Many moms have the freedom to choose between formula-feeding or breastfeeding their baby. Others, however, don't have that luxury and have to consider their own health and bodies first and foremost. Every new mom has heard the saying "breast is best," but there are those who don't want to breastfeed, those who tried and switched gears, and those who actually can't. Some women with osteoporosis may fit into this group, as there are several complications and risks associated with breastfeeding.
"I believe osteoporosis should be treated on a case-by-case basis due to medications women are taking and the severity of the condition; thus, how it effects Mom's overall health," Shonte' Terhune-Smith, BS, IBCLC, and lactation consultant at YOLO (You Overcoming Lactation Obstacles), told POPSUGAR. In other words, there isn't a clear-cut answer across the board for women who have osteoporosis, because there are varying degrees of it and different medications that are prescribed. In regard to those medications, Shonte' stressed that it's imperative that mothers check with their doctors to be sure that the medication will not harm their milk supply, themselves, or the baby. If it does, and the woman needs that specific medication, she should not breastfeed.
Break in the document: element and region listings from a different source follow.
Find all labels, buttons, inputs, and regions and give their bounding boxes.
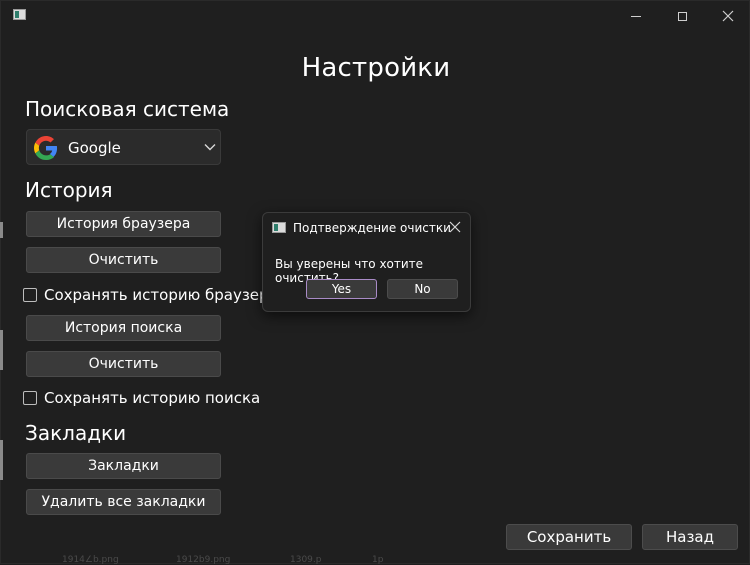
- yes-button[interactable]: Yes: [306, 279, 377, 299]
- minimize-icon: [631, 15, 641, 17]
- save-search-history-label: Сохранять историю поиска: [44, 389, 261, 407]
- save-browser-history-row[interactable]: Сохранять историю браузера: [23, 285, 278, 305]
- dialog-title: Подтверждение очистки: [293, 221, 451, 235]
- delete-all-bookmarks-button[interactable]: Удалить все закладки: [26, 489, 221, 515]
- close-button[interactable]: [705, 1, 750, 31]
- history-heading: История: [25, 178, 113, 202]
- bookmarks-heading: Закладки: [25, 421, 127, 445]
- chevron-down-icon: [204, 144, 216, 151]
- clear-browser-history-button[interactable]: Очистить: [26, 247, 221, 273]
- minimize-button[interactable]: [613, 1, 659, 31]
- search-history-button[interactable]: История поиска: [26, 315, 221, 341]
- title-bar[interactable]: [1, 1, 750, 31]
- page-title: Настройки: [301, 53, 451, 83]
- browser-history-button[interactable]: История браузера: [26, 211, 221, 237]
- save-browser-history-checkbox[interactable]: [23, 288, 37, 302]
- no-button[interactable]: No: [387, 279, 458, 299]
- bookmarks-button[interactable]: Закладки: [26, 453, 221, 479]
- maximize-button[interactable]: [659, 1, 705, 31]
- close-icon: [722, 10, 734, 22]
- maximize-icon: [677, 11, 687, 21]
- background-window-edge: [0, 222, 3, 238]
- back-button[interactable]: Назад: [642, 524, 738, 550]
- save-button[interactable]: Сохранить: [506, 524, 632, 550]
- save-search-history-row[interactable]: Сохранять историю поиска: [23, 388, 260, 408]
- search-engine-heading: Поисковая система: [25, 97, 230, 121]
- clear-confirmation-dialog: Подтверждение очистки Вы уверены что хот…: [262, 212, 471, 312]
- background-window-edge: [0, 440, 3, 480]
- close-icon[interactable]: [448, 220, 462, 234]
- search-engine-select[interactable]: Google: [26, 129, 221, 165]
- background-window-edge: [0, 330, 3, 370]
- dialog-app-icon: [272, 222, 286, 233]
- save-browser-history-label: Сохранять историю браузера: [44, 286, 278, 304]
- clear-search-history-button[interactable]: Очистить: [26, 351, 221, 377]
- search-engine-value: Google: [68, 139, 121, 157]
- app-icon: [13, 9, 26, 20]
- google-logo-icon: [34, 136, 58, 160]
- save-search-history-checkbox[interactable]: [23, 391, 37, 405]
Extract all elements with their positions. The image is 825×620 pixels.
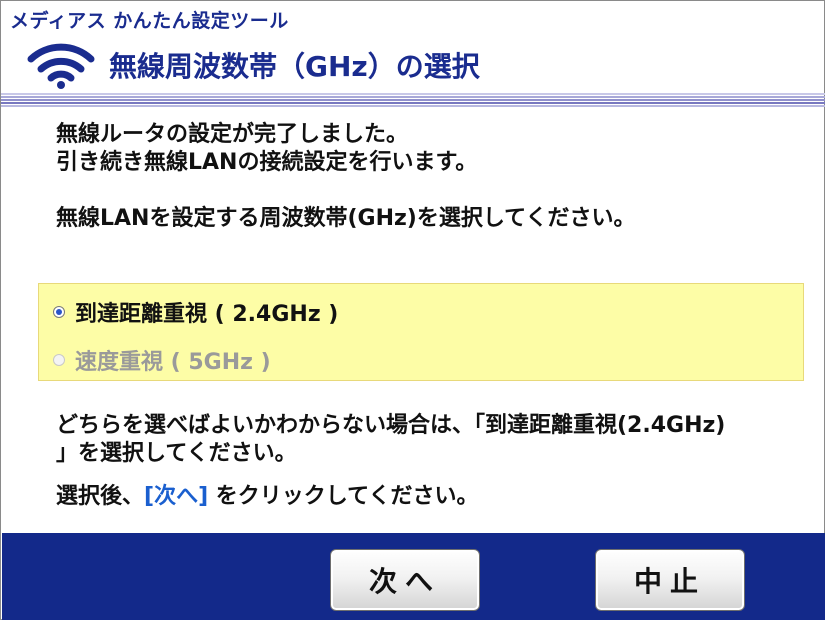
prompt-text: 無線LANを設定する周波数帯(GHz)を選択してください。 <box>56 206 636 231</box>
radio-5ghz <box>53 354 65 366</box>
help-note-line-1: どちらを選べばよいかわからない場合は、「到達距離重視(2.4GHz) <box>56 413 726 438</box>
help-note: どちらを選べばよいかわからない場合は、「到達距離重視(2.4GHz) 」を選択し… <box>56 412 725 468</box>
option-2-4ghz-label[interactable]: 到達距離重視 ( 2.4GHz ) <box>75 296 338 328</box>
cancel-button[interactable]: 中止 <box>595 549 745 611</box>
status-line-2: 引き続き無線LANの接続設定を行います。 <box>56 150 478 175</box>
instruction-prefix: 選択後、 <box>56 484 145 509</box>
frequency-options: 到達距離重視 ( 2.4GHz ) 速度重視 ( 5GHz ) <box>38 283 804 381</box>
next-reference: [次へ] <box>144 484 209 509</box>
option-2-4ghz[interactable]: 到達距離重視 ( 2.4GHz ) <box>53 296 338 328</box>
help-note-line-2: 」を選択してください。 <box>56 441 297 466</box>
instruction-suffix: をクリックしてください。 <box>208 484 479 509</box>
option-5ghz: 速度重視 ( 5GHz ) <box>53 344 271 376</box>
option-5ghz-label: 速度重視 ( 5GHz ) <box>75 350 271 375</box>
next-button[interactable]: 次へ <box>330 549 480 611</box>
status-line-1: 無線ルータの設定が完了しました。 <box>56 122 409 147</box>
radio-2-4ghz[interactable] <box>53 306 65 318</box>
app-title: メディアス かんたん設定ツール <box>10 10 289 32</box>
title-divider <box>1 93 825 109</box>
instruction-text: 選択後、[次へ] をクリックしてください。 <box>56 478 478 510</box>
app-window: メディアス かんたん設定ツール 無線周波数帯（GHz）の選択 無線ルータの設定が… <box>0 0 825 620</box>
status-message: 無線ルータの設定が完了しました。 引き続き無線LANの接続設定を行います。 <box>56 121 477 177</box>
page-title: 無線周波数帯（GHz）の選択 <box>109 50 480 83</box>
wifi-icon <box>27 43 95 89</box>
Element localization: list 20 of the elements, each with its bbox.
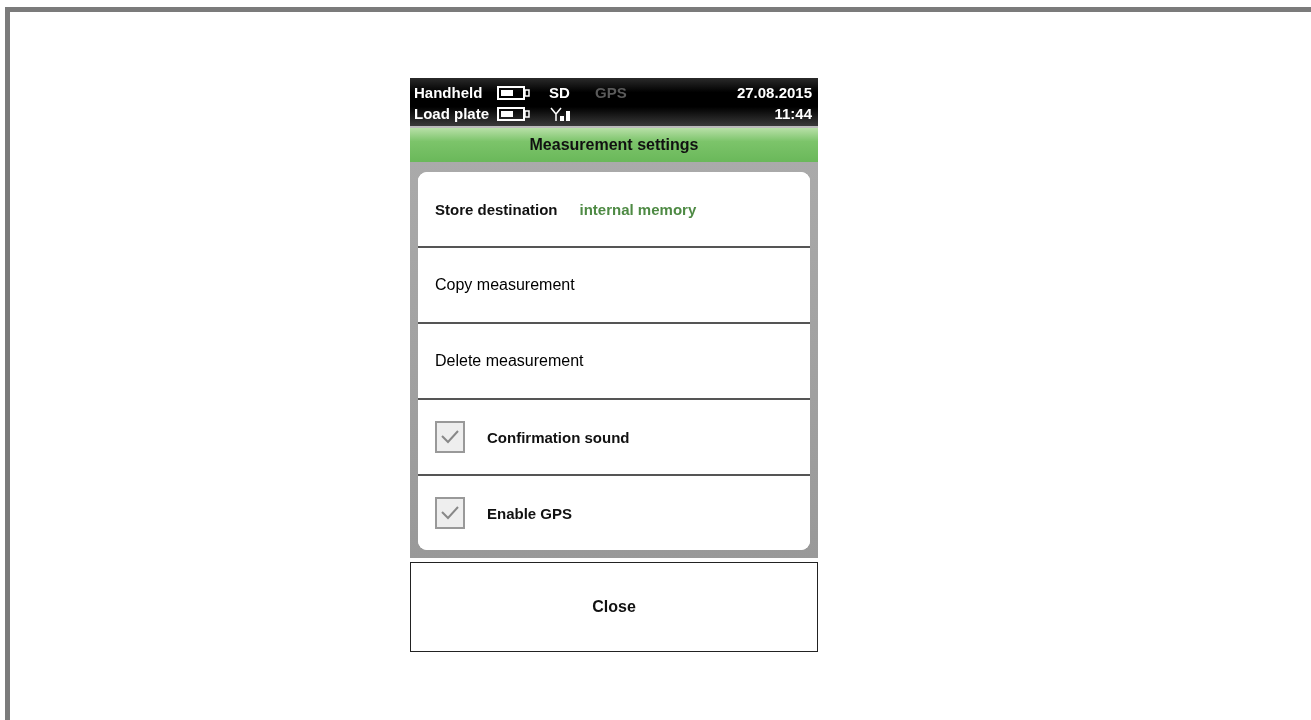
- check-icon: [440, 505, 460, 521]
- date-text: 27.08.2015: [735, 84, 812, 101]
- time-text: 11:44: [773, 105, 812, 122]
- setting-label: Store destination: [435, 200, 558, 218]
- screen-title: Measurement settings: [410, 128, 818, 162]
- check-icon: [440, 429, 460, 445]
- signal-antenna-icon: [549, 105, 573, 122]
- setting-value: internal memory: [579, 200, 697, 218]
- load-plate-label: Load plate: [414, 105, 489, 122]
- sd-indicator: SD: [549, 84, 571, 101]
- gps-indicator: GPS: [595, 84, 628, 101]
- setting-label: Confirmation sound: [487, 428, 630, 446]
- device-label: Handheld: [414, 84, 484, 101]
- battery-icon: [497, 84, 531, 101]
- battery-icon: [497, 105, 531, 122]
- close-button[interactable]: Close: [410, 562, 818, 652]
- settings-row[interactable]: Enable GPS: [418, 474, 810, 550]
- setting-label: Enable GPS: [487, 504, 573, 522]
- checkbox[interactable]: [435, 497, 465, 529]
- checkbox[interactable]: [435, 421, 465, 453]
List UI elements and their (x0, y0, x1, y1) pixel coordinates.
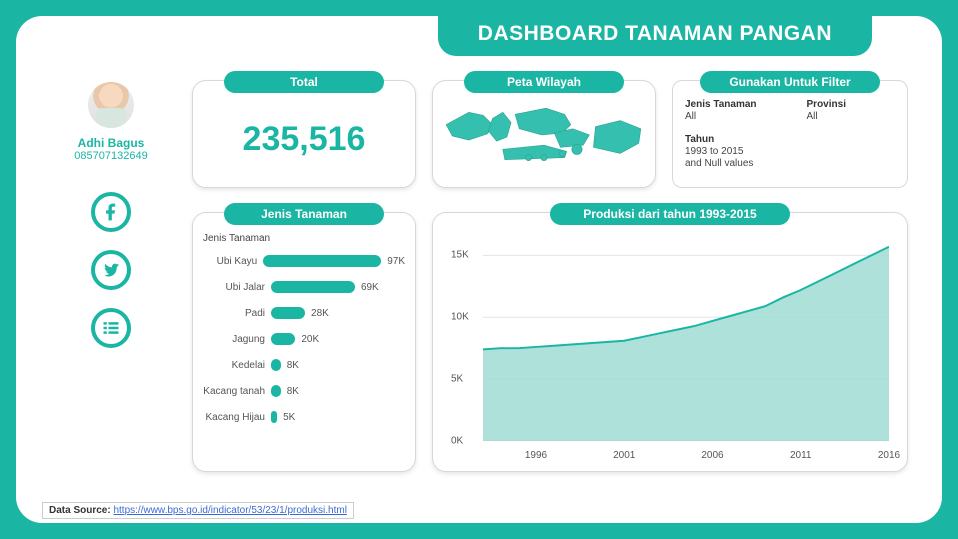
filter-jenis-label: Jenis Tanaman (685, 99, 757, 110)
jenis-chart-body: Jenis Tanaman Ubi Kayu 97K Ubi Jalar 69K Pad… (203, 233, 405, 463)
filter-tahun-value[interactable]: 1993 to 2015 (685, 146, 895, 157)
map-icon (441, 95, 647, 179)
creator-name: Adhi Bagus (78, 136, 145, 150)
jenis-chart-card: Jenis Tanaman Jenis Tanaman Ubi Kayu 97K U… (192, 212, 416, 472)
bar-label: Ubi Jalar (203, 282, 271, 293)
total-value: 235,516 (193, 81, 415, 187)
bar-label: Kacang tanah (203, 386, 271, 397)
x-tick-label: 2001 (613, 450, 635, 461)
page-title: DASHBOARD TANAMAN PANGAN (438, 14, 872, 56)
bar-value: 69K (361, 282, 379, 293)
dashboard-frame: DASHBOARD TANAMAN PANGAN Adhi Bagus 0857… (16, 16, 942, 523)
produksi-label: Produksi dari tahun 1993-2015 (550, 203, 790, 225)
y-tick-label: 5K (451, 374, 463, 385)
bar-row[interactable]: Jagung 20K (203, 326, 405, 352)
data-source: Data Source: https://www.bps.go.id/indic… (42, 502, 354, 519)
bar-row[interactable]: Ubi Jalar 69K (203, 274, 405, 300)
bar-fill (271, 359, 281, 371)
bar-fill (271, 411, 277, 423)
jenis-subtitle: Jenis Tanaman (203, 233, 405, 244)
bar-label: Kedelai (203, 360, 271, 371)
filter-body: Jenis Tanaman All Provinsi All Tahun 199… (685, 99, 895, 179)
bar-row[interactable]: Ubi Kayu 97K (203, 248, 405, 274)
produksi-chart-body: 0K5K10K15K19962001200620112016 (445, 235, 895, 463)
x-tick-label: 1996 (525, 450, 547, 461)
jenis-label: Jenis Tanaman (224, 203, 384, 225)
bar-row[interactable]: Padi 28K (203, 300, 405, 326)
x-tick-label: 2016 (878, 450, 900, 461)
total-card: Total 235,516 (192, 80, 416, 188)
filter-tahun-value2: and Null values (685, 158, 895, 169)
list-icon (101, 318, 121, 338)
bar-track: 97K (263, 255, 405, 267)
bar-value: 97K (387, 256, 405, 267)
bar-label: Padi (203, 308, 271, 319)
bar-track: 69K (271, 281, 405, 293)
filter-jenis-value[interactable]: All (685, 111, 757, 122)
filter-tahun-label: Tahun (685, 134, 895, 145)
map-card[interactable]: Peta Wilayah (432, 80, 656, 188)
bar-track: 8K (271, 385, 405, 397)
data-source-link[interactable]: https://www.bps.go.id/indicator/53/23/1/… (113, 505, 346, 516)
y-tick-label: 10K (451, 312, 469, 323)
bar-row[interactable]: Kacang Hijau 5K (203, 404, 405, 430)
filter-prov-label: Provinsi (807, 99, 846, 110)
bar-label: Jagung (203, 334, 271, 345)
social-list (91, 192, 131, 348)
bar-row[interactable]: Kacang tanah 8K (203, 378, 405, 404)
list-button[interactable] (91, 308, 131, 348)
bar-label: Kacang Hijau (203, 412, 271, 423)
bar-fill (271, 385, 281, 397)
bar-value: 28K (311, 308, 329, 319)
x-tick-label: 2006 (701, 450, 723, 461)
filter-label: Gunakan Untuk Filter (700, 71, 880, 93)
avatar (88, 82, 134, 128)
bar-fill (271, 333, 295, 345)
bar-track: 8K (271, 359, 405, 371)
bar-label: Ubi Kayu (203, 256, 263, 267)
twitter-icon (101, 260, 121, 280)
data-source-prefix: Data Source: (49, 505, 113, 516)
bar-track: 20K (271, 333, 405, 345)
filter-prov-value[interactable]: All (807, 111, 846, 122)
bar-fill (271, 281, 355, 293)
area-chart (483, 243, 889, 441)
x-tick-label: 2011 (790, 450, 812, 461)
bar-track: 5K (271, 411, 405, 423)
bar-value: 8K (287, 360, 299, 371)
produksi-chart-card: Produksi dari tahun 1993-2015 0K5K10K15K… (432, 212, 908, 472)
bar-value: 20K (301, 334, 319, 345)
twitter-button[interactable] (91, 250, 131, 290)
bar-fill (271, 307, 305, 319)
filter-card[interactable]: Gunakan Untuk Filter Jenis Tanaman All P… (672, 80, 908, 188)
facebook-button[interactable] (91, 192, 131, 232)
bar-fill (263, 255, 381, 267)
bar-track: 28K (271, 307, 405, 319)
map-label: Peta Wilayah (464, 71, 624, 93)
indonesia-map (441, 95, 647, 179)
facebook-icon (101, 202, 121, 222)
bar-value: 8K (287, 386, 299, 397)
bar-value: 5K (283, 412, 295, 423)
y-tick-label: 0K (451, 436, 463, 447)
creator-panel: Adhi Bagus 085707132649 (56, 82, 166, 348)
bar-row[interactable]: Kedelai 8K (203, 352, 405, 378)
y-tick-label: 15K (451, 250, 469, 261)
creator-phone: 085707132649 (74, 150, 147, 162)
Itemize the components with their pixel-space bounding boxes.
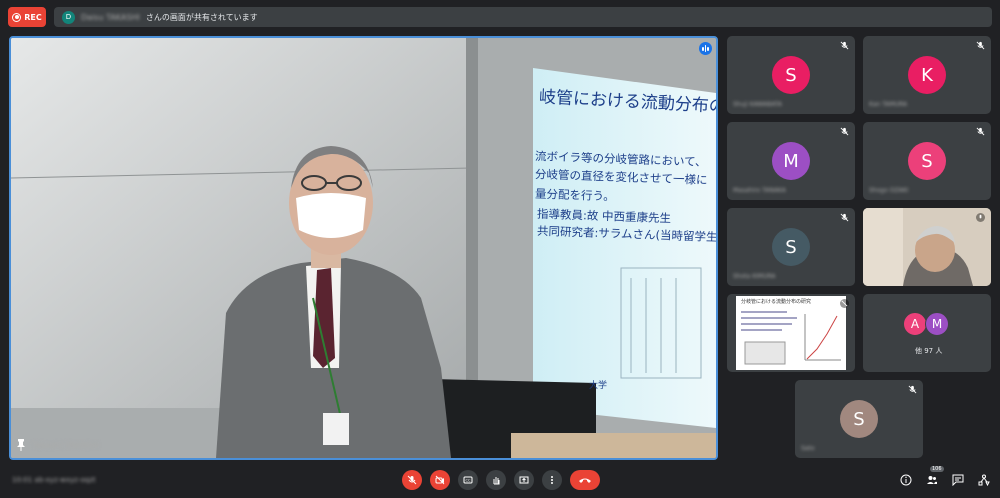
mic-off-icon [840, 213, 849, 222]
slide-line: 量分配を行う。 [534, 186, 616, 204]
chat-button[interactable] [950, 472, 966, 488]
camera-toggle-button[interactable] [430, 470, 450, 490]
people-icon [927, 476, 937, 484]
participant-name: Masahiro TANAKA [733, 187, 786, 194]
presenter-tile-name: Takashi TAKASHI [33, 441, 99, 450]
others-tile[interactable]: A M 他 97 人 [863, 294, 991, 372]
participant-name: Shota KIMURA [733, 273, 776, 280]
recording-badge: REC [8, 7, 46, 27]
svg-text:CC: CC [466, 479, 471, 483]
share-banner-text: さんの画面が共有されています [145, 12, 258, 22]
microphone-toggle-button[interactable] [402, 470, 422, 490]
others-count-label: 他 97 人 [915, 347, 943, 355]
hand-icon [493, 477, 500, 485]
present-screen-icon [519, 476, 529, 484]
mic-off-icon [407, 475, 417, 485]
recording-label: REC [24, 12, 42, 22]
speaking-indicator-icon [699, 42, 712, 55]
participant-avatar: S [908, 142, 946, 180]
meeting-details-button[interactable] [898, 472, 914, 488]
meeting-time-and-code: 10:01 ab-xyz-wxyz-oqzt [12, 476, 96, 484]
camera-off-icon [435, 475, 445, 485]
mic-off-icon [840, 127, 849, 136]
shared-slide-thumbnail [736, 296, 846, 370]
screen-share-banner: D Daisu TAKASHI さんの画面が共有されています [54, 7, 992, 27]
participant-avatar: S [772, 228, 810, 266]
participant-tile[interactable]: S Sato [795, 380, 923, 458]
mic-off-icon [840, 299, 849, 308]
pin-icon[interactable] [16, 439, 26, 451]
participant-tile[interactable]: S Shuji KAWABATA [727, 36, 855, 114]
closed-captions-icon: CC [463, 476, 473, 484]
mic-off-icon [976, 127, 985, 136]
shared-slide-tile[interactable]: 分岐管における流動分布の研究 [727, 294, 855, 372]
participant-avatar: K [908, 56, 946, 94]
present-screen-button[interactable] [514, 470, 534, 490]
presenter-avatar: D [62, 10, 75, 24]
more-vert-icon [551, 476, 553, 484]
mic-off-icon [976, 213, 985, 222]
participant-name: Shuji KAWABATA [733, 101, 783, 108]
presenter-video-tile[interactable]: 岐管における流動分布の研究 流ボイラ等の分岐管路において、 分岐管の直径を変化さ… [9, 36, 718, 460]
participant-avatar: M [772, 142, 810, 180]
participant-avatar: S [840, 400, 878, 438]
captions-button[interactable]: CC [458, 470, 478, 490]
participant-name: Sato [801, 445, 815, 452]
leave-call-button[interactable] [570, 470, 600, 490]
more-options-button[interactable] [542, 470, 562, 490]
info-icon [900, 474, 912, 486]
participant-avatar: M [925, 312, 949, 336]
activities-icon [978, 474, 990, 486]
shared-slide-title: 分岐管における流動分布の研究 [741, 299, 812, 305]
hang-up-icon [579, 478, 591, 483]
people-button[interactable]: 106 [924, 466, 944, 488]
raise-hand-button[interactable] [486, 470, 506, 490]
participant-video [863, 208, 991, 286]
record-icon [12, 12, 22, 22]
participant-name: Shogo OZAKI [869, 187, 909, 194]
participant-tile[interactable]: S Shogo OZAKI [863, 122, 991, 200]
participant-tile[interactable]: M Masahiro TANAKA [727, 122, 855, 200]
others-avatar-group: A M [903, 312, 949, 336]
presenter-name: Daisu TAKASHI [81, 12, 140, 22]
participant-tile[interactable]: K Kan TAMURA [863, 36, 991, 114]
mic-off-icon [908, 385, 917, 394]
participant-count-badge: 106 [930, 466, 944, 472]
chat-icon [952, 474, 964, 486]
participant-avatar: A [903, 312, 927, 336]
participant-video-tile[interactable] [863, 208, 991, 286]
slide-footer: 大学 [589, 381, 608, 391]
participant-name: Kan TAMURA [869, 101, 908, 108]
mic-off-icon [976, 41, 985, 50]
participant-avatar: S [772, 56, 810, 94]
call-controls: CC [402, 470, 600, 490]
side-panel-controls: 106 [898, 466, 992, 488]
participant-tile[interactable]: S Shota KIMURA [727, 208, 855, 286]
activities-button[interactable] [976, 472, 992, 488]
mic-off-icon [840, 41, 849, 50]
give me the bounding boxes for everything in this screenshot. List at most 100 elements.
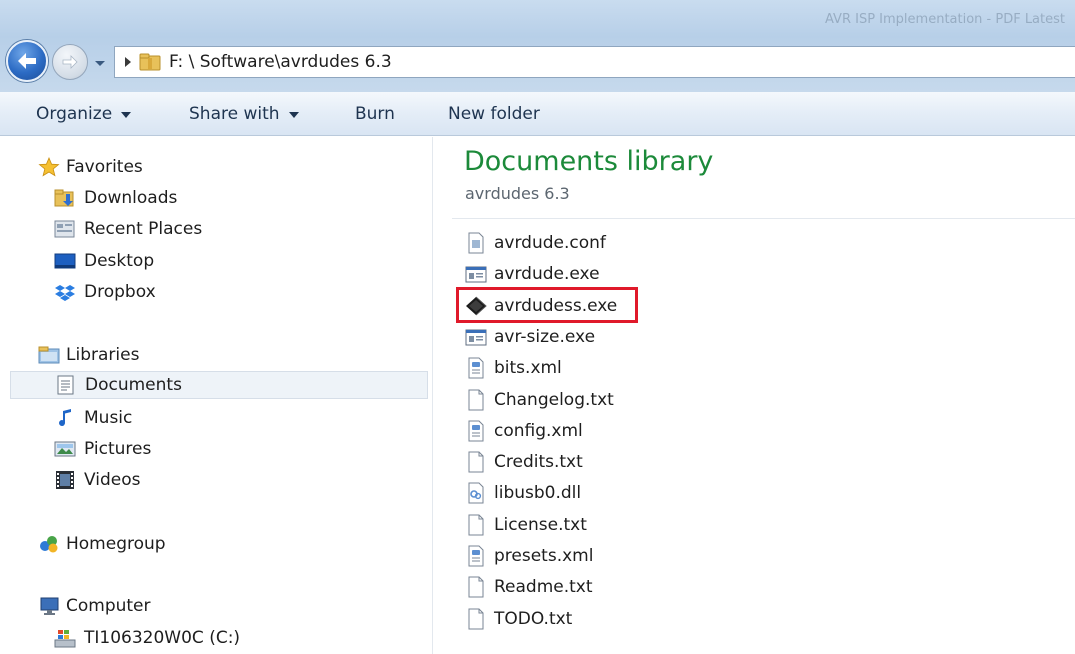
file-item[interactable]: Changelog.txt — [464, 386, 614, 414]
documents-icon — [55, 375, 77, 395]
dropdown-caret-icon — [288, 112, 299, 118]
folder-icon — [139, 53, 161, 71]
downloads-folder-icon — [54, 188, 76, 208]
file-name: config.xml — [494, 420, 583, 441]
pictures-icon — [54, 439, 76, 459]
xml-file-icon — [464, 357, 488, 379]
file-item[interactable]: avr-size.exe — [464, 323, 595, 351]
nav-desktop[interactable]: Desktop — [54, 247, 154, 275]
nav-recent-places[interactable]: Recent Places — [54, 215, 202, 243]
back-button[interactable] — [6, 40, 48, 82]
nav-drive-c[interactable]: TI106320W0C (C:) — [54, 624, 240, 652]
nav-videos[interactable]: Videos — [54, 466, 141, 494]
burn-label: Burn — [355, 104, 395, 124]
computer-icon — [38, 596, 60, 616]
libraries-folder-icon — [38, 345, 60, 365]
share-with-label: Share with — [189, 104, 280, 124]
chevron-right-icon[interactable] — [121, 55, 135, 69]
file-name: libusb0.dll — [494, 483, 582, 504]
star-icon — [38, 157, 60, 177]
address-path: F: \ Software\avrdudes 6.3 — [169, 52, 392, 72]
nav-libraries[interactable]: Libraries — [38, 341, 139, 369]
title-bar: AVR ISP Implementation - PDF Latest F: \… — [0, 0, 1075, 92]
nav-dropbox[interactable]: Dropbox — [54, 278, 156, 306]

The age of the mother may also be a factor. Shonte' stressed that osteoporosis tends to affect older women (around postmenopausal age) more than others. However, since more and more women are choosing to wait longer to start a family, this is something they need to consider when it comes to their bone health while breastfeeding. If a woman has severe osteoporosis and already has bone fractures, simply holding and positioning her baby to breastfeed could prove to be problematic and prevent the mother from healing. Furthermore, Shonte' said, "Because breastfeeding does remove some calcium from a lactating mother's bones, once she starts to wean, that calcium is typically restored." In other words, breastfeeding will likely not be a problem for a woman who has osteoporosis as long as her ailment is not severe. "If Mom's calcium level is very low, I could see suggesting she does not breastfeed," Shonte' said. However, she stressed that with supplements, diet changes, and medication, many mothers with osteoporosis should still be able to breastfeed.
Breastfeeding can be a beautiful experience, but the mother's health is important, too. If a woman has osteoporosis, it's vital that she have her calcium checked before attempting to breastfeed to be sure it isn't depleted. She also should not have any current fractures that may not heal due to holding her baby. And finally, it's important that a mother checks to make sure her medication is not harmful to the baby. Women who have osteoporosis may be able to nurse, but it's important to look into all of the potential risks and complications before doing so.